During her speech, Pocknett revealed that she’s currently undergoing treatment for breast cancer. “I’m sure I’m not the only one in the room that [has it], but I’m almost through it,” she said. “This honor is just unbelievable. Something that I never even dreamed of. Thank you.” Pocknett, who takes every opportunity possible to bring awareness to her tribe, attended the awards ceremony wearing traditional buckskin regalia. “I represent the whole Northeast tribes, our cooking ways,” she added.
Pocknett is a citizen of the Mashpee Wampanoag Tribe native to Massachusetts. Her restaurant, Sly Fox Den Too, is located in Charlestown, Rhode Island, near the Connecticut border. She opened the restaurant in a fragile, post-COVID market in 2021, paying homage to her father Chief Sly Fox. Prior to that, Pocknett grew up in Cape Cod before working as a server at her uncle’s restaurant. From there, she transitioned into catering and eventually became the Mashantucket Pequot Museum & Research Center’s food and beverage manager in Connecticut, where she lives today in Preston.
Like most great chefs, Pocknett’s relationship with food began during her childhood. In an interview with the Boston Globe, Pocknett said of her family, “We were always self-reliant and harvested a lot of our own food.” She carries those principles with her today, using meat that is either hunted or fished while taking vegetables straight from her own garden.

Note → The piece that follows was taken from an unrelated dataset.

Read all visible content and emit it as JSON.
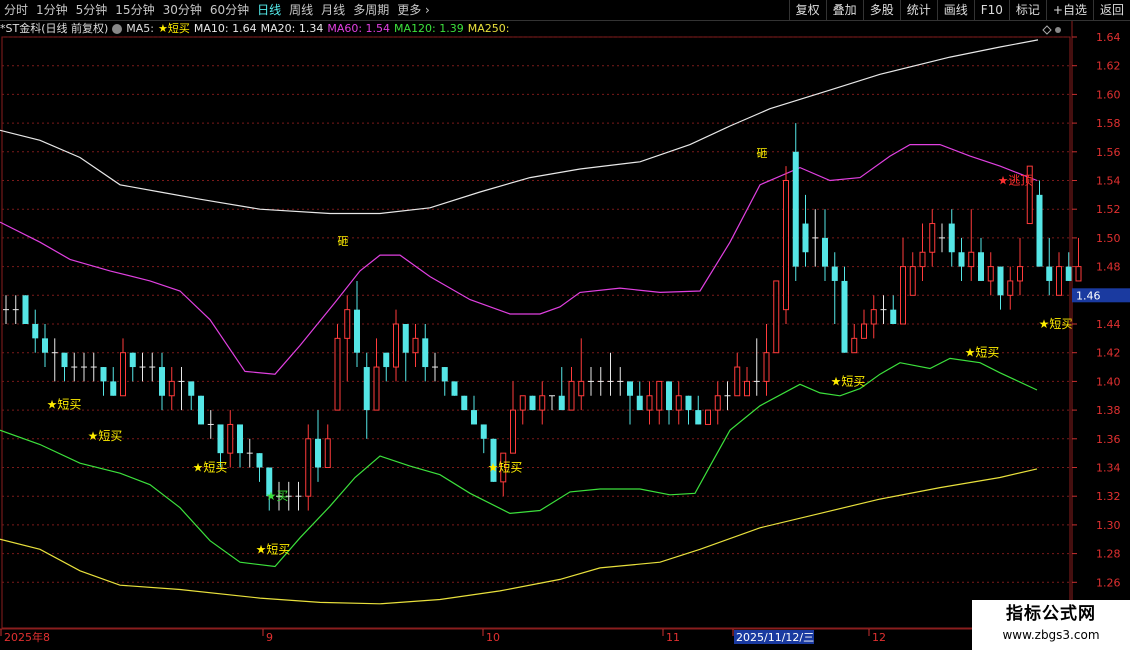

The restaurant’s menu is a reflection of Pocknett’s relationship with the land and the Wampanoag people. “[We] have been here for 12,000 years, and we’re not going anywhere,” she said in her Boston Globe interview. Through her food and advocacy, Pocknett hopes to bring awareness to the Mashpee Wampanoag tribe, of which there are now just 2,600 people. “It’s important to educate the public to let them know that we’re still here and we still have our traditional lifeways,” she said.
Despite the acclaim she’s received for Sly Fox Den Too, Pocknett is setting her sights on a project that began in 2019, when she purchased a property in the town where she lives. She plans to open a new restaurant that seats 100 people and includes a museum dedicated to Indigenous people. In her interview, Pocknett says she’s planning to host live demonstrations and eventually start an oyster farm.

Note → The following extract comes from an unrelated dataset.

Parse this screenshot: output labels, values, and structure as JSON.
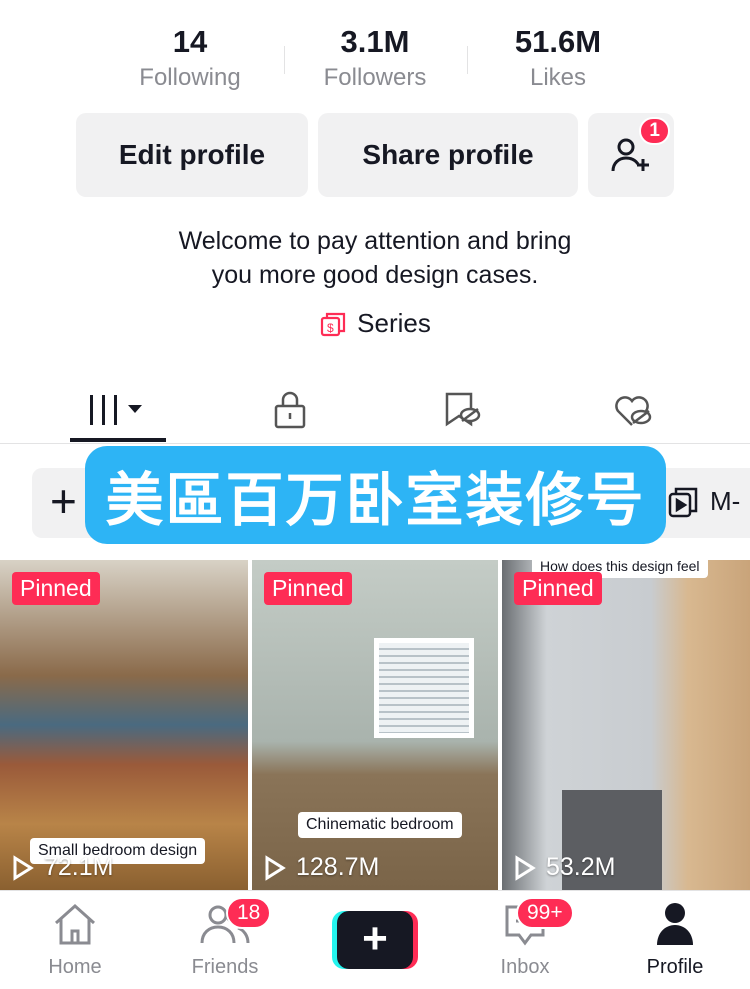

Although the James Beard Foundation has made attempts to restore some equilibrium to the diversity of the chefs who receive awards, Black and brown winners are still hugely underrepresented. Following a 2018 initiative to be more inclusive, the awards ceremony faced backlash after there were no Black winners in 2020.
Still, honoring Chef Pocknett with an award is a step in the right direction and Pocknett wasn’t the only woman of color representing her heritage at this year’s ceremony. A Puerto Rican chef named Natalia Vallejo won Best Chef in the American south, making her the first Puerto Rican woman to be nominated for, and win, the award. “I see this award as vindicating the work of women in kitchens,” she said in her acceptance speech. “Beyond being a chef I consider myself part of a tradition of cooks, women who face the fire: mothers, aunts, grandmothers who made dishes from intuition, tradition, memory and affection.”
Not only that, a Mexican pastry chef named Yoli Tortilleria took home the Outstanding Bakery award this year. The Kansas City-based baker works with a husband and wife team, Marissa and Mark Gencarelli, who started the business as an ode to Sonora, Marissa’s birthplace.
The James Beard Awards are still in the process of transitioning to a more inclusive voting process. However, bringing visibility to chefs like Sherry Pocknett is a step in the right direction. “I just want to cook, I just want to create,” Pocknett said in an interview with CT Insider. “I just want people to know that Wampanoag people are here, and we’re not going anywhere.”
Josef Rodriguez is a writer, filmmaker, and film critic living in New York City.